In fact, test fisheries for the region are abysmal and it’s reopened the debate over the impact of fish farms that once populated the waters of Discovery Passage.
“We’ve seen in 2022 strong runs, like extraordinary returns in Alaska, Bristol Bay, we’ve seen record runs to the very far south of the range in the Columbia,” BCIT fisheries biologist Marvin Rosenau said.
But the situation on the Fraser River is a different story.
Test fisheries predict that the total number will be down by as much as 40 per cent, scratching hopes for a big sockeye year on the Fraser, and likely preventing both a commercial and sport fishery.
Rosenau suspects part of the story on the Fraser is something happening hundreds of kilometres away.
“We see a pretty tight correlation with the expansion of fish farms in the Discovery Passage area,” he said.
Fraser sockeye that are returning now would have swam out to sea at a time when a number of open net fish farms were operating in the Discovery Islands, a route taken by many of the juvenile sockeye.

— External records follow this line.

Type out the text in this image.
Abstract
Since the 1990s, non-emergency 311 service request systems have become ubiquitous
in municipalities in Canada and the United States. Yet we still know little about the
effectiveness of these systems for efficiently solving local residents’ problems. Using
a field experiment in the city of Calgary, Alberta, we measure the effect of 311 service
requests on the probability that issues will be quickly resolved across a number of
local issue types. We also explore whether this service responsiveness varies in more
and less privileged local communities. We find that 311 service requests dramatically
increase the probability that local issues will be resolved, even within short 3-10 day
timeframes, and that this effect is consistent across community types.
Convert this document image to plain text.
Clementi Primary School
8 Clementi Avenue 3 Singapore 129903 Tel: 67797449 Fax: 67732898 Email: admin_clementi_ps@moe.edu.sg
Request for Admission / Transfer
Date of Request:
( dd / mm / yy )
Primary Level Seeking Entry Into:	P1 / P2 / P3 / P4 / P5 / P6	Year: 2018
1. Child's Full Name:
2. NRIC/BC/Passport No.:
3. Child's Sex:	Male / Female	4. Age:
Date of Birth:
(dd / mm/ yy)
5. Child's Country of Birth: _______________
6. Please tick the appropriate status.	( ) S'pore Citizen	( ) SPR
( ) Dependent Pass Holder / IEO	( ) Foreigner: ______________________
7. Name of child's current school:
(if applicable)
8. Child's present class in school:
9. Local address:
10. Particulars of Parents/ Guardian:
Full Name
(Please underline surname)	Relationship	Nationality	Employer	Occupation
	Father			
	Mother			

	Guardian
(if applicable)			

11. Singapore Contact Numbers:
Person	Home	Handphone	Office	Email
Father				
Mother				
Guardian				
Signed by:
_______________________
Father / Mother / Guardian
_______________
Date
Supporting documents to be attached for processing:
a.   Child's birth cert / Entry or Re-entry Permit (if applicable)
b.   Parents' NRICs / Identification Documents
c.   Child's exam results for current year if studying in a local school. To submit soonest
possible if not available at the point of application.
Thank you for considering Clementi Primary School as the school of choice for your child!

It is also a place where conservationists have long believed the fish get infected with sea lice and mouth rot disease.
“I think there is a good body or evidence that suggests that Fraser sockeye at least were impacted probably by fish farms,” said Stan Proboszcz, senior scientist with the Watershed Watch Salmon Society.
While those farms were removed as part of the federal government’s plan to minimize contact between wild and farmed salmon, the debate over the total effect of the farms continues.
The fish farming industry says multiple studies have been clear there isn’t a connection.
“All of those reviews have failed to show any links between salmon farms and the returns of wild salmon, despite what is being pushed out in the media,” said Brian Kingzett, science and policy director for the BC Salmon Farmers’ Association.
The BC Salmon Farmers’ Association also points out that their farms were in place for a long time, in both high and low return years for sockeye.
While the critics concede that there are likely multiple factors behind this year’s situation, they expect that the mystery of the Fraser River’s missing sockeye may become clearer in coming years, when they can count the number fish that never encountered farms on their way to the ocean.